Il 26% dei consulenti americani ha affermato alla Financial Planning Association che incrementerà l’uso delle criptovalute con i clienti, percentuale seconda solo agli Etf. Il 14% dei consulenti già le utilizza, in crescita dall’1% registrato nel 2020
Allo stesso tempo, il 28% dei consulenti ritiene che le criptovalute siano un “azzardo”, in crescita rispetto al 2018
Si tratta di uno slancio dovuto, presumibilmente, dal crescente interesse manifestato dai clienti: il 49% degli advisor, infatti, dichiara di aver ricevuto domande relative alle criptovalute nei precedenti sei mesi; l’anno scorso tale percentuale era solo del 17%.

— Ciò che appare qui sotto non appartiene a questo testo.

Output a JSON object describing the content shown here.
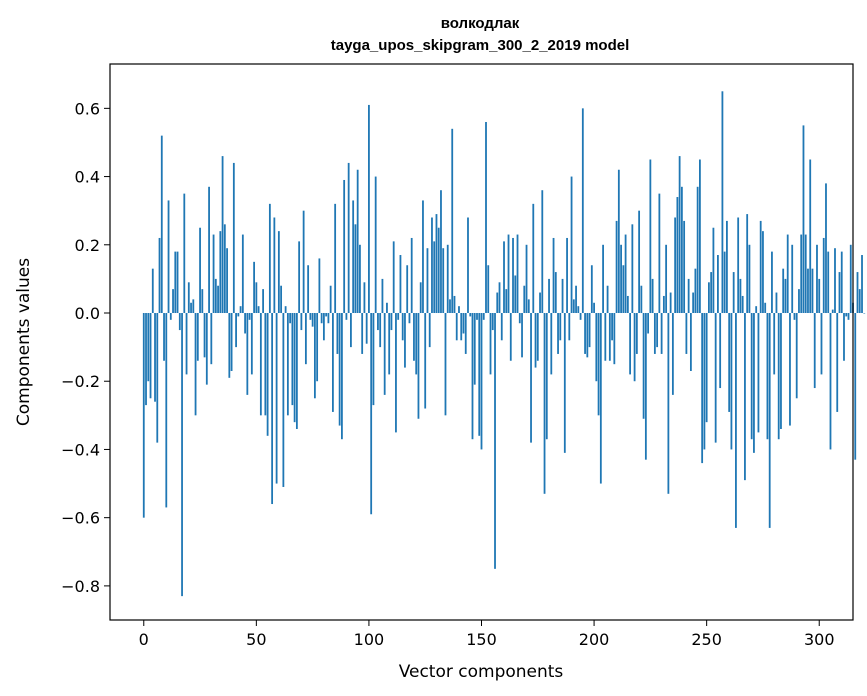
{
  "chart_data": {
    "type": "bar",
    "title": "волкодлак",
    "subtitle": "tayga_upos_skipgram_300_2_2019 model",
    "xlabel": "Vector components",
    "ylabel": "Components values",
    "xlim": [
      -15,
      315
    ],
    "ylim": [
      -0.9,
      0.73
    ],
    "xticks": [
      0,
      50,
      100,
      150,
      200,
      250,
      300
    ],
    "xtick_labels": [
      "0",
      "50",
      "100",
      "150",
      "200",
      "250",
      "300"
    ],
    "yticks": [
      -0.8,
      -0.6,
      -0.4,
      -0.2,
      0.0,
      0.2,
      0.4,
      0.6
    ],
    "ytick_labels": [
      "−0.8",
      "−0.6",
      "−0.4",
      "−0.2",
      "0.0",
      "0.2",
      "0.4",
      "0.6"
    ],
    "grid": false,
    "bar_color": "#1f77b4",
    "values": [
      -0.6,
      -0.27,
      -0.2,
      -0.25,
      0.13,
      -0.26,
      -0.38,
      0.22,
      0.52,
      -0.14,
      -0.57,
      0.33,
      -0.02,
      0.07,
      0.18,
      0.18,
      -0.05,
      -0.83,
      0.35,
      -0.18,
      0.09,
      0.03,
      0.04,
      -0.3,
      -0.14,
      0.25,
      0.07,
      -0.13,
      -0.21,
      0.37,
      -0.15,
      0.23,
      0.1,
      0.08,
      0.24,
      0.46,
      0.26,
      0.19,
      -0.19,
      -0.17,
      0.44,
      -0.1,
      -0.01,
      0.02,
      0.23,
      -0.06,
      -0.24,
      -0.02,
      -0.18,
      0.15,
      0.09,
      0.02,
      -0.3,
      0.07,
      -0.3,
      -0.36,
      0.32,
      -0.56,
      0.28,
      -0.5,
      0.24,
      0.08,
      -0.51,
      0.02,
      -0.3,
      -0.03,
      -0.27,
      -0.32,
      -0.34,
      0.21,
      -0.05,
      0.3,
      -0.15,
      0.14,
      -0.02,
      -0.04,
      -0.25,
      -0.2,
      0.16,
      -0.03,
      -0.08,
      -0.01,
      -0.03,
      0.08,
      -0.29,
      0.32,
      -0.12,
      -0.33,
      -0.37,
      0.39,
      -0.02,
      0.44,
      -0.1,
      0.33,
      0.26,
      0.42,
      0.2,
      -0.12,
      0.09,
      -0.09,
      0.61,
      -0.59,
      -0.27,
      0.4,
      -0.05,
      -0.1,
      0.1,
      -0.24,
      0.03,
      -0.18,
      -0.05,
      0.21,
      -0.35,
      -0.02,
      0.17,
      -0.08,
      -0.16,
      0.14,
      -0.03,
      0.22,
      -0.14,
      -0.18,
      -0.31,
      0.09,
      0.33,
      -0.28,
      0.19,
      -0.1,
      0.28,
      0.21,
      0.29,
      0.25,
      0.36,
      0.19,
      -0.3,
      0.2,
      0.04,
      0.54,
      0.05,
      -0.08,
      0.02,
      -0.08,
      -0.06,
      -0.12,
      0.28,
      -0.01,
      -0.37,
      -0.21,
      -0.02,
      -0.36,
      -0.4,
      -0.02,
      0.56,
      0.14,
      -0.18,
      -0.05,
      -0.75,
      0.06,
      0.09,
      -0.08,
      0.21,
      0.07,
      0.23,
      -0.14,
      0.22,
      0.11,
      0.23,
      -0.03,
      -0.13,
      0.08,
      0.2,
      0.04,
      -0.38,
      0.32,
      -0.16,
      -0.14,
      0.06,
      0.36,
      -0.53,
      -0.37,
      0.1,
      -0.18,
      0.22,
      0.12,
      -0.12,
      -0.08,
      0.1,
      -0.41,
      0.22,
      -0.08,
      0.4,
      0.04,
      0.08,
      0.02,
      -0.02,
      0.6,
      -0.12,
      -0.13,
      -0.1,
      0.14,
      0.03,
      -0.2,
      -0.3,
      -0.5,
      0.2,
      -0.14,
      0.08,
      -0.14,
      -0.08,
      -0.15,
      0.27,
      0.42,
      0.2,
      0.14,
      0.23,
      0.05,
      -0.18,
      0.26,
      -0.2,
      -0.12,
      0.3,
      0.08,
      -0.31,
      -0.43,
      -0.06,
      0.45,
      0.1,
      -0.12,
      -0.1,
      0.35,
      -0.12,
      0.05,
      0.2,
      -0.53,
      0.06,
      -0.24,
      0.28,
      0.34,
      0.46,
      0.37,
      0.27,
      -0.12,
      0.1,
      -0.17,
      0.06,
      0.13,
      0.37,
      0.45,
      -0.44,
      -0.4,
      -0.32,
      0.09,
      0.12,
      0.25,
      -0.38,
      0.17,
      -0.22,
      0.65,
      0.18,
      0.27,
      -0.29,
      -0.4,
      0.12,
      -0.63,
      0.28,
      0.1,
      0.05,
      -0.49,
      0.29,
      0.2,
      -0.37,
      -0.41,
      0.02,
      -0.35,
      0.27,
      0.24,
      0.03,
      -0.37,
      -0.63,
      0.18,
      -0.18,
      0.06,
      -0.37,
      -0.34,
      0.13,
      0.1,
      0.23,
      -0.33,
      0.2,
      -0.02,
      -0.25,
      0.07,
      0.23,
      0.55,
      0.23,
      0.13,
      0.45,
      0.13,
      -0.22,
      0.2,
      0.1,
      -0.18,
      0.22,
      0.38,
      0.18,
      -0.4,
      0.01,
      0.19,
      -0.29,
      0.12,
      0.18,
      -0.14,
      -0.01,
      -0.02,
      0.2,
      0.03,
      -0.43,
      0.12,
      0.07,
      0.17,
      0.0
    ]
  }
}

“E’ molto facile per un consulente finanziario tradizionale rispettato dire al proprio cliente: “Stai lontano; è pericoloso’. Sfortunatamente, tale spregio non è nel migliore interesse del cliente”, ha affermato al Journal of Financial Planning Ric Edelman fondatore di una delle più grandi società di consulenza indipendente negli Usa, la Edelman Financial Engines. “L’unico modo per capirlo”, ha aggiunto Edelman, “tuttavia, è guardare più in profondità, guardare oltre i titoli, guardare oltre la volatilità dei prezzi la tecnologia sottostante della blockchain”.
Ad dire il vero, l’utilizzo di Bitcoin e simili da parte dei consulenti non ha seguito un percorso lineare. Secondo i sondaggi della Financial Planning Association le crypto erano raccomandate dall’1,4% dei consulenti nel 2018, per poi calare all’1% nei due anni successivi. Nello stesso periodo il Bitcoin usciva con le ossa rotte dopo lo scoppio della bolla a fine 2017; nei due anni successivi non ha più rivisto i massimi storici di allora. Per questo, sorge il sospetto che a stimolare l’adozione del Bitcoin da parte di consulenti (e banche mainstream) sia stata, più che le prospettive per la tecnologia sottostante, la crescita dell’interesse dei clienti in prossimità di nuovi picchi (di mercato e mediatici) per le criptovalute.
Eppure, anche investitori di provata esperienza come Ray Dalio e Paul Tudor Jones si sono espressi a favore dell’investimento sul Bitcoin a lungo termine, come strumento di diversificazione e come potenziale scudo anti-inflazione. A sostegno di quest’ultima tesi ci sarebbero l’offerta limitata di Bitcoin in circolazione, a fronte di un utilizzo destinato a crescere. Nel breve periodo, però, non si nota una alcuna relazione fra l’andamento dell’inflazione e il destino del Bitcoin: mentre negli Usa i prezzi sono tornati a livelli mai visti dai tempi della Crisi Finanziaria, i valori delle crypto sono crollati sotto il peso delle strette regolatorie, a partire da quelle cinesi.
“La chiave per investire in Bitcoin e in altre criptovalute è capire perché sono nel portafoglio”, ha dichiarato a SmartAsset, Isaiah Douglass (Vincere Wealth Management), “se lo acquisti solo perché pensi che continuerà a salire come investimento, allora questa è probabilmente la ragione sbagliata per entrarci”.
“La risposta è sempre la stessa, che si tratti di Bitcoin o azioni Apple, se aiuta l’investitore a raggiungere i propri obiettivi, allora va benissimo”, gli ha fatto eco Tyrone Ross, ceo della piattaforma Onramp, “ma se non dovesse essere così, perché discuterne?”.